Its a good discussion and important to try and figure this stuff out.
In theory, that makes sense. Question is do you ever hear piston slap? Ive not heard any 350 owners reporting that problem.
Also, the amount of swelling the piston would have to experience to make this logical would be so much, you could actually see the difference in piston size cold vs. warm. That in and of itelf would present a ton of other issues. Even a motor with cold start piston slap is going to have a piston damn near perfectly perpendicular to the combustion chamber once it reaches TDC.
To test the theory, we can look to an engine design with known piston slap issues are the early Chevy LS motors. Wife's 6.0 suburban slaps every morning for a minute or two as it warms up. This motor has 192k miles and uses about 1/2 quart of 5w30 between 5000 mile oil changes.

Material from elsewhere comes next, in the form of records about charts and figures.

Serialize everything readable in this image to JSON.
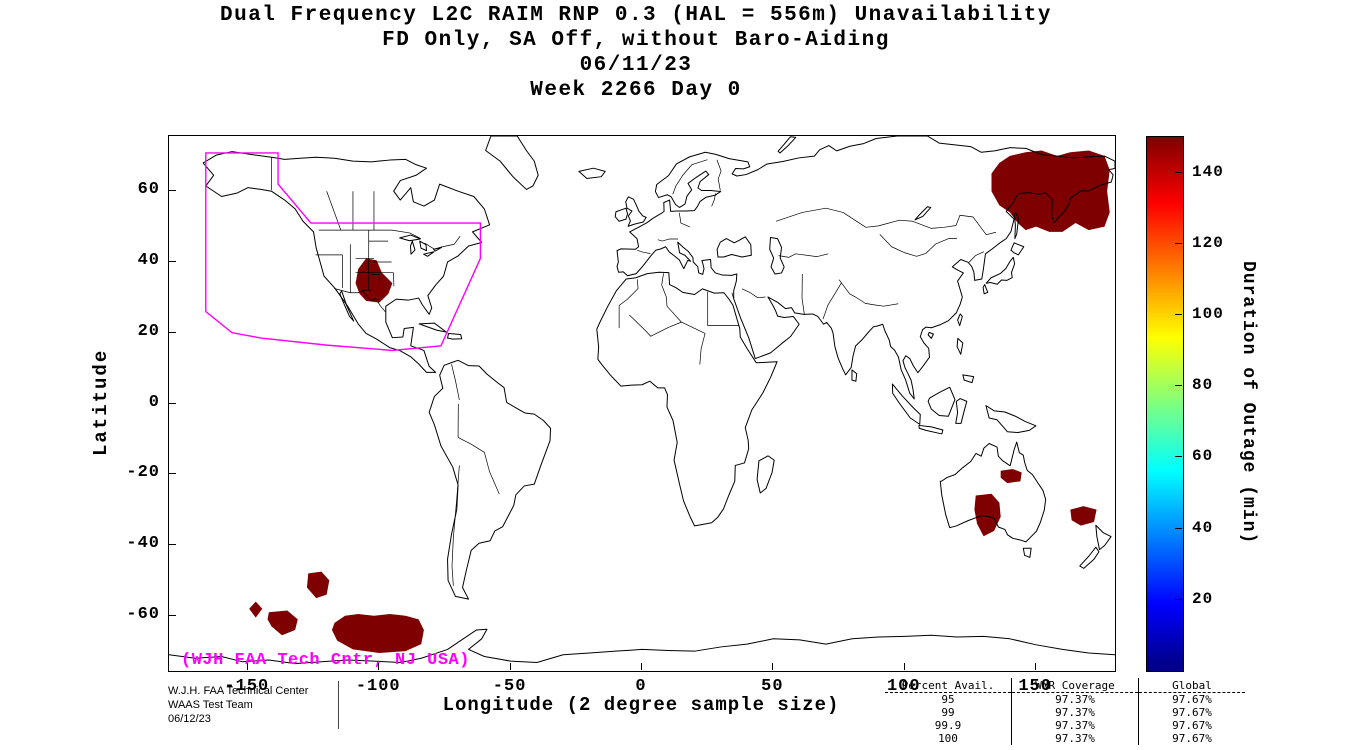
{
  "title": {
    "line1": "Dual Frequency L2C RAIM RNP 0.3 (HAL = 556m) Unavailability",
    "line2": "FD Only, SA Off, without Baro-Aiding",
    "line3": "06/11/23",
    "line4": "Week 2266 Day 0"
  },
  "chart_data": {
    "type": "heatmap",
    "map": {
      "xlabel": "Longitude (2 degree sample size)",
      "ylabel": "Latitude",
      "xlim": [
        -180,
        180
      ],
      "ylim": [
        -75.6,
        75.6
      ],
      "xticks": [
        -150,
        -100,
        -50,
        0,
        50,
        100,
        150
      ],
      "yticks": [
        60,
        40,
        20,
        0,
        -20,
        -40,
        -60
      ],
      "grid": false
    },
    "colorbar": {
      "label": "Duration of Outage (min)",
      "min": 0,
      "max": 150,
      "ticks": [
        20,
        40,
        60,
        80,
        100,
        120,
        140
      ],
      "colormap": "jet",
      "outage_color": "#7f0000"
    },
    "waas_boundary_color": "#ff00ff",
    "annotation": "(WJH FAA Tech Cntr, NJ USA)",
    "waas_boundary": [
      [
        -166,
        70.8
      ],
      [
        -138.5,
        70.8
      ],
      [
        -138.5,
        62
      ],
      [
        -126,
        51
      ],
      [
        -61.5,
        51
      ],
      [
        -61.5,
        41
      ],
      [
        -76.5,
        16.3
      ],
      [
        -95,
        15
      ],
      [
        -120,
        16.5
      ],
      [
        -145,
        18.5
      ],
      [
        -156,
        20
      ],
      [
        -166,
        26
      ]
    ],
    "outage_regions": [
      [
        [
          -109,
          34
        ],
        [
          -108,
          38
        ],
        [
          -105,
          41
        ],
        [
          -101,
          40.5
        ],
        [
          -99,
          37
        ],
        [
          -95,
          34
        ],
        [
          -96.5,
          31
        ],
        [
          -100,
          28.5
        ],
        [
          -105,
          29
        ],
        [
          -107.5,
          31
        ]
      ],
      [
        [
          133,
          60
        ],
        [
          133,
          65
        ],
        [
          136,
          68
        ],
        [
          140,
          70
        ],
        [
          146,
          71
        ],
        [
          152,
          71.5
        ],
        [
          158,
          70
        ],
        [
          163,
          71
        ],
        [
          170,
          71.5
        ],
        [
          176,
          70
        ],
        [
          178,
          66
        ],
        [
          177,
          60
        ],
        [
          178,
          54
        ],
        [
          176,
          50
        ],
        [
          170,
          49
        ],
        [
          165,
          51
        ],
        [
          160,
          48.5
        ],
        [
          155,
          48.5
        ],
        [
          150,
          50
        ],
        [
          146,
          49
        ],
        [
          143,
          51
        ],
        [
          140,
          54
        ],
        [
          136,
          56
        ]
      ],
      [
        [
          136.5,
          -19
        ],
        [
          141,
          -18.5
        ],
        [
          144.5,
          -19.5
        ],
        [
          144,
          -22
        ],
        [
          139,
          -22.5
        ],
        [
          136.5,
          -21
        ]
      ],
      [
        [
          127,
          -26
        ],
        [
          133,
          -25.5
        ],
        [
          136,
          -28
        ],
        [
          136.5,
          -32
        ],
        [
          134,
          -36
        ],
        [
          130,
          -37.5
        ],
        [
          127.5,
          -34
        ],
        [
          126.5,
          -30
        ]
      ],
      [
        [
          163,
          -30
        ],
        [
          168,
          -29
        ],
        [
          173,
          -30
        ],
        [
          172,
          -33.5
        ],
        [
          167,
          -34.5
        ],
        [
          163.5,
          -33
        ]
      ],
      [
        [
          -147,
          -56
        ],
        [
          -144.5,
          -58
        ],
        [
          -147,
          -60.5
        ],
        [
          -149.5,
          -58
        ]
      ],
      [
        [
          -142,
          -59
        ],
        [
          -135,
          -58.5
        ],
        [
          -131,
          -61
        ],
        [
          -132,
          -64
        ],
        [
          -137,
          -65.5
        ],
        [
          -141,
          -63
        ],
        [
          -142.5,
          -61
        ]
      ],
      [
        [
          -127,
          -48
        ],
        [
          -122,
          -47.5
        ],
        [
          -119,
          -50
        ],
        [
          -120,
          -54
        ],
        [
          -124,
          -55
        ],
        [
          -127.5,
          -52
        ]
      ],
      [
        [
          -117,
          -62
        ],
        [
          -113,
          -60
        ],
        [
          -108,
          -59.5
        ],
        [
          -102,
          -60
        ],
        [
          -96,
          -59.5
        ],
        [
          -90,
          -60
        ],
        [
          -85,
          -61
        ],
        [
          -83,
          -64
        ],
        [
          -84,
          -68
        ],
        [
          -90,
          -70
        ],
        [
          -100,
          -70.5
        ],
        [
          -110,
          -69.5
        ],
        [
          -116,
          -67
        ],
        [
          -118,
          -64
        ]
      ]
    ]
  },
  "footer": {
    "left_lines": [
      "W.J.H. FAA Technical Center",
      "WAAS Test Team",
      "06/12/23"
    ],
    "table": {
      "headers": [
        "Percent Avail.",
        "WNR Coverage",
        "Global"
      ],
      "rows": [
        [
          "95",
          "97.37%",
          "97.67%"
        ],
        [
          "99",
          "97.37%",
          "97.67%"
        ],
        [
          "99.9",
          "97.37%",
          "97.67%"
        ],
        [
          "100",
          "97.37%",
          "97.67%"
        ]
      ]
    }
  }
}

One of the guys who's motor blew and he was tearing it down showed evidence of piston slap (youtube vid) and I've heard a couple of other guys in forums claim they have it. I have not yet heard.
I don't think we're talking about huge dimension here. If the piston isn't perfectly centered and level in the bore, even a miniscule amount would change the ring contact with the wall (that's the bitch of a circular contact, tilt it even slightly in any direction and you now don't have perfect contact anymore or at least not the contact the ring seated/wore to when it's operating normally.